Do lado das compras brasileiras, as importações da agropecuária chegaram a R$ 2,4 bilhões em agosto, crescimento de 7,4%. O aumento foi influenciado por pescado, trigo, centeio e produtos hortícolas.

O valor das importações de pescado avançou 64,8%, enquanto as compras de trigo e centeio cresceram 10,5%. Os produtos hortícolas frescos ou refrigerados registraram alta de 54%. Em sentido contrário, as importações de soja diminuíram 22,2%, e as de frutas e nozes não oleaginosas recuaram 9,3%.

A indústria de transformação concentrou a maior parcela das compras externas, com R$ 123 bilhões em agosto, crescimento de 13,4%. No acumulado do ano, as importações do segmento chegaram a aproximadamente R$ 930 bilhões.

Entre os insumos estratégicos para a produção rural, o valor importado de adubos e fertilizantes químicos caiu 35,9% em agosto. As compras de fertilizantes brutos apresentaram redução de 15,6%.

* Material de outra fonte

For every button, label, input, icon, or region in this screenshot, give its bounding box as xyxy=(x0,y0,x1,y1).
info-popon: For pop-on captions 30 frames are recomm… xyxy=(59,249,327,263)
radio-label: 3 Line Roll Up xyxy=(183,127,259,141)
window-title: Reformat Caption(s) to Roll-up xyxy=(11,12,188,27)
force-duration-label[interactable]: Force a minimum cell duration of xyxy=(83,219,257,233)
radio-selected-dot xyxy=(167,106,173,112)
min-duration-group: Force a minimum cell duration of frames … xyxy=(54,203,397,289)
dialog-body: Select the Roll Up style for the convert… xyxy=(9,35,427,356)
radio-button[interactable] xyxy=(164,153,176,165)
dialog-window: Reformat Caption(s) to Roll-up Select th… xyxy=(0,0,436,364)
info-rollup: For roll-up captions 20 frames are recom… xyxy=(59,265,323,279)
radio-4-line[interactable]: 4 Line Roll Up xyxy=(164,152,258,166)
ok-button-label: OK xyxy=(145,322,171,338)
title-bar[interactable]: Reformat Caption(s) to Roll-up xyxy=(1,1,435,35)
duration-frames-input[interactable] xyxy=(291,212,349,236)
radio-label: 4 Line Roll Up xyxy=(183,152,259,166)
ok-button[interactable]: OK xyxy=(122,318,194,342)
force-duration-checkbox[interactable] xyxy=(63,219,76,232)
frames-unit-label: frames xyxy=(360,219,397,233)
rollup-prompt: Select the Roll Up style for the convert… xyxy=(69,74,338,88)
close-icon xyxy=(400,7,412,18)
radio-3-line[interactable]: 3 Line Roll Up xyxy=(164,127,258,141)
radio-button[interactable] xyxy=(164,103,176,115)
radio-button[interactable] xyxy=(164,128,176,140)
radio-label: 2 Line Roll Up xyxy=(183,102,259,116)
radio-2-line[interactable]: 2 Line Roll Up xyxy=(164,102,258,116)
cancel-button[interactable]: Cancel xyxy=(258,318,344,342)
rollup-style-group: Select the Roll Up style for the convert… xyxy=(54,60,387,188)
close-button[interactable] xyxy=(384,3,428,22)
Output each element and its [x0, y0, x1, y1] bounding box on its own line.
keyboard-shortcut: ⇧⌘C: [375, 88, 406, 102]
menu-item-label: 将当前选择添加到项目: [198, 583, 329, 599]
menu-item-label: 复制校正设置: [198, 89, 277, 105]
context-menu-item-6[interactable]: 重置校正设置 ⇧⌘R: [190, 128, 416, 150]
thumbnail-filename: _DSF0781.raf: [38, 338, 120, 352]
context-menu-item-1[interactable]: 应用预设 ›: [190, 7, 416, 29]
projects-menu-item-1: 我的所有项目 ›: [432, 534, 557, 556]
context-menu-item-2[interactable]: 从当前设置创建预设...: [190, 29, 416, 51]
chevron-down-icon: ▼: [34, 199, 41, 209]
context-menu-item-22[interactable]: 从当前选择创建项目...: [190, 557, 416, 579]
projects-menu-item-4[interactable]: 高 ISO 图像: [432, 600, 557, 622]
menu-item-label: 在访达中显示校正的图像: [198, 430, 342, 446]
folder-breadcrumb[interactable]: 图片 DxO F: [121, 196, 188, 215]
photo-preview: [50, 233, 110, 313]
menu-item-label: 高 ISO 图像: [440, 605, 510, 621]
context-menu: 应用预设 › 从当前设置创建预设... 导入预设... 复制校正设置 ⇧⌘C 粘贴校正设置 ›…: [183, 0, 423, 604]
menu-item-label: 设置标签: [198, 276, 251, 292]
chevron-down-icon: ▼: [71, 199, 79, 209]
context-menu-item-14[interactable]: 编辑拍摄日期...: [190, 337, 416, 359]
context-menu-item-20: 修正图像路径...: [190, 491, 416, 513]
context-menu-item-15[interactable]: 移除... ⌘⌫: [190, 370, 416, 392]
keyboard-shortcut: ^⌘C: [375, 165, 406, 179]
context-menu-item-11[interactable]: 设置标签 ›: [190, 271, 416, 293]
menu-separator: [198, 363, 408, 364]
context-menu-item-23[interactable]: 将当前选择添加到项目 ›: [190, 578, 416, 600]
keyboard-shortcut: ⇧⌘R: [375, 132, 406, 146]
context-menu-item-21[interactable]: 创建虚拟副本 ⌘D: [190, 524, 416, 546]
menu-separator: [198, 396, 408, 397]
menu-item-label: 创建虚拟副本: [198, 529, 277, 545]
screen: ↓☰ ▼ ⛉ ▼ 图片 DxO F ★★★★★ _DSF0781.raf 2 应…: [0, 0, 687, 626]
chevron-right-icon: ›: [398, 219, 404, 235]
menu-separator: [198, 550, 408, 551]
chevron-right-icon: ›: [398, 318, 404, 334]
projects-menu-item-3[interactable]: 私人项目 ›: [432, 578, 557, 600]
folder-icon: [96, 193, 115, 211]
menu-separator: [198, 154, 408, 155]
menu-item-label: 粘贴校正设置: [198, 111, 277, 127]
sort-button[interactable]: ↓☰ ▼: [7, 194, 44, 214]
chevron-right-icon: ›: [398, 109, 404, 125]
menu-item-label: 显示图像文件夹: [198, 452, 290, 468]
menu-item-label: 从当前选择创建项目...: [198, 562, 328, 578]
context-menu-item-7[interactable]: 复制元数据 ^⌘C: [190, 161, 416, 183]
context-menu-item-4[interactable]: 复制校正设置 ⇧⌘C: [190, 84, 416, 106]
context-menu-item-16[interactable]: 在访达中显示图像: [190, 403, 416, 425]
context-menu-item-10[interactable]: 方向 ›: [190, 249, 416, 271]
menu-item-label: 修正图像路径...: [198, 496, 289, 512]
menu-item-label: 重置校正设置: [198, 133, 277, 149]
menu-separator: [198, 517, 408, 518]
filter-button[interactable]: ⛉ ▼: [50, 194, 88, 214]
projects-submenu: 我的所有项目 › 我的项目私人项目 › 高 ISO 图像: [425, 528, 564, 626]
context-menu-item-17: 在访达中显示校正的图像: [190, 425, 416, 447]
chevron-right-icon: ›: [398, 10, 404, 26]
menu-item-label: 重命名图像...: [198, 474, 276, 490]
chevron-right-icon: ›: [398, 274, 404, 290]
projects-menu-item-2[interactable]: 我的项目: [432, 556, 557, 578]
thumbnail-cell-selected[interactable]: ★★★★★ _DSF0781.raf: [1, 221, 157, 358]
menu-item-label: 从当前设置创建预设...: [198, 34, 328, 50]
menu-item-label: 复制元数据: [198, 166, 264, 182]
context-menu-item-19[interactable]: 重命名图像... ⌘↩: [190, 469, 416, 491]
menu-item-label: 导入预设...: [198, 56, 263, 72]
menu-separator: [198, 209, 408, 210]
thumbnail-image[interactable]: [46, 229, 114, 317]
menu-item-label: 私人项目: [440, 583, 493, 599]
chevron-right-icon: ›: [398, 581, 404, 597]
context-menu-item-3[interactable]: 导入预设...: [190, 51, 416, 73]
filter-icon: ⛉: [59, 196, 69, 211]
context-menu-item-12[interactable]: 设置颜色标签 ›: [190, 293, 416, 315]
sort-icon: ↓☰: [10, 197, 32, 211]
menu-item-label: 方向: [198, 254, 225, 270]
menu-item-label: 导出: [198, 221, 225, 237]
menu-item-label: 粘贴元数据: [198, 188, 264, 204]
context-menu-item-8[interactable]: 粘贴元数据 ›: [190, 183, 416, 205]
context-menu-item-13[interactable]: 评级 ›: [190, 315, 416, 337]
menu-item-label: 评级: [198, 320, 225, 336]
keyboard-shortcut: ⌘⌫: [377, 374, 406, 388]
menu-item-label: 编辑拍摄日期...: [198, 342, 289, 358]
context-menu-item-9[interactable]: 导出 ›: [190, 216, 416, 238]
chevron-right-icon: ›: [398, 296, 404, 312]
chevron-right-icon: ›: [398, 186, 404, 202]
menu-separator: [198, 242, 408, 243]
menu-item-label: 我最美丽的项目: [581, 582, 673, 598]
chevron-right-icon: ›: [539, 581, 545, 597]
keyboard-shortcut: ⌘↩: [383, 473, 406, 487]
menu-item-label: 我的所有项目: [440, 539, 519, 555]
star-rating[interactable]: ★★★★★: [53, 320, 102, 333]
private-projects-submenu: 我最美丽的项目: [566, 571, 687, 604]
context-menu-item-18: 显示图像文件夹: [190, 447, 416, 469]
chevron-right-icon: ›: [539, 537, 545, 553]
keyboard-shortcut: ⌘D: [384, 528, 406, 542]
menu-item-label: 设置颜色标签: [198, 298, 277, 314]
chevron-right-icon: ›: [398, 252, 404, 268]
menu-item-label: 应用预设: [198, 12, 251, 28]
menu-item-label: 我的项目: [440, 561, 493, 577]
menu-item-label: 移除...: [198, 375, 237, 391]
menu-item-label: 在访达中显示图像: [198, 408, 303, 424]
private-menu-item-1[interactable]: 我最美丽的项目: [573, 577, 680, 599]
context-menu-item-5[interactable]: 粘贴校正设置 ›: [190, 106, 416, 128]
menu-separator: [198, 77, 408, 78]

A queda não significa necessariamente redução equivalente no volume desembarcado, porque os dados também refletem mudanças nos preços internacionais. O movimento pode estar relacionado ainda à antecipação de compras, à formação de estoques, à volatilidade do mercado e ao ritmo de aquisição para a safra 2026/2027.

Os números de agosto reforçam o papel do agronegócio na geração de receitas externas e na sustentação do saldo comercial brasileiro. Ao mesmo tempo, a diferença de desempenho entre as cadeias mostra que o resultado depende tanto da produção nacional quanto dos preços internacionais, do câmbio e das condições de acesso aos principais mercados compradores.